Gesetzliche Fiktion:
Art. 54 EPÜ:
Eine Erfindung gilt als neu, wenn sie nicht zum Stand der Technik gehört.
Art. 56 EPÜ:
Eine Erfindung gilt als auf einer erfinderischen Tätigkeit beruhend, wenn sie sich für den Fachmann nicht in naheliegender Weise aus dem Stand der Technik ergibt.
Auffindbarkeit:
Ein (noch) nicht aufgefundener Stand der Technik kann die Wirksamkeit dieser Bestimmungen nicht verhindern. Wenn der Autor des StdT seine Veröffentlichung hinreichend gut versteckt hat (und es sonst keinen erheblichen Stand der Technk gibt) hat er allein den Bestand des Patent in der Hand.
Praktisch ist das bei Erfindungen interessant, die man dem Produkt nicht ansehen kann und die der Erfinder daher geheim halten will. Konkretes Beispiel, das mir dazu mal begegnet ist: Die Ausführung eines Getriebes, die besonders leise ist. (Das haben die Chinesen durch Abkupfern nicht hinbekommen.) Wenn dann ein Dritter dieselbe Erfindung macht, kann der Ersterfinder mit "verstecktem" Stand der Technik verhindern, dass der andere ein Patent bekommt, oder er kann auf Basis der "Fiktion" am Patent beteiligt werden.
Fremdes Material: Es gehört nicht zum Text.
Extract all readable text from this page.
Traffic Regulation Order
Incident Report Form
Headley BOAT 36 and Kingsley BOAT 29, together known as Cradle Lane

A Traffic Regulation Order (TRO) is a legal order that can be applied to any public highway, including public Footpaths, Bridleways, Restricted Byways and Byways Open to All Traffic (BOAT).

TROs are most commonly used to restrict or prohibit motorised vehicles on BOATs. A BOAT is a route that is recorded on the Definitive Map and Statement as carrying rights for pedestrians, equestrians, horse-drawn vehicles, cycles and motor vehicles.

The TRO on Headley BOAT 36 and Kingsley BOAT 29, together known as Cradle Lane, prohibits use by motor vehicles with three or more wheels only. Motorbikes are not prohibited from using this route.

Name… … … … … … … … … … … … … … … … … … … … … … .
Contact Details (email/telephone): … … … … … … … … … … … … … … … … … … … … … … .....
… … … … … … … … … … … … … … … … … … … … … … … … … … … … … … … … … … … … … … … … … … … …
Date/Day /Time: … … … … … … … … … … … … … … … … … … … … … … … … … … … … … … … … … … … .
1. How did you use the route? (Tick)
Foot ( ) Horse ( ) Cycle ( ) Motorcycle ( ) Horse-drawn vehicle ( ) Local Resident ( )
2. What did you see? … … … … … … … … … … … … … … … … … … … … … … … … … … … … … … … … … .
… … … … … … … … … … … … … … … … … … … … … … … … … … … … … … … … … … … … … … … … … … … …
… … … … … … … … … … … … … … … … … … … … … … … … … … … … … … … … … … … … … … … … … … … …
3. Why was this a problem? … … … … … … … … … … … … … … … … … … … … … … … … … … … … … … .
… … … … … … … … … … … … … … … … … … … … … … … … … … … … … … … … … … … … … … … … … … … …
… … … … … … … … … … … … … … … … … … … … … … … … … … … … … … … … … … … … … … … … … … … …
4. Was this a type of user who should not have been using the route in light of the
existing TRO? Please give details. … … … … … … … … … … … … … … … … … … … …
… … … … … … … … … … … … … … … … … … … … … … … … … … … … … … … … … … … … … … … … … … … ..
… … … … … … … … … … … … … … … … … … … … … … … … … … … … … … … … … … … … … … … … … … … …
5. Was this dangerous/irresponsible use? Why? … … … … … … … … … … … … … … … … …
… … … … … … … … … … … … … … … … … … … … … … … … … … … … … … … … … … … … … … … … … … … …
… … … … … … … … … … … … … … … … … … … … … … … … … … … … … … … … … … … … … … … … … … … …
Oder noch besser: Man einigt sich rechtzeitig, dass die Anmeldung des "Zweierfinders" vor Offenlegung zurückgenommen wird. (Denn der Zweiterfinder weiß natürlich, dass der Ersterfinder konkurrenzlos leise Getriebe herstellt und kann rechtzeitig Kontakt aufnehmen.) Jedenfalls hält man dann die einem Patent entgegenstehende Veröffentlichung gemeinsam weiter versteckt. (No risk, no fun!)
Auffindbarkeit "unwesentlich":
Für die Wirksamkeit des Stands der Technik im Verfahren ist es unerheblich, ob das entsprechende Dokument Teil des "Standard-Prüfstoffs" von EPA oder DPMA ist, oder ob man es nur zufällig finden kann, wenn man nicht vorher schon weiß, wo man suchen muss.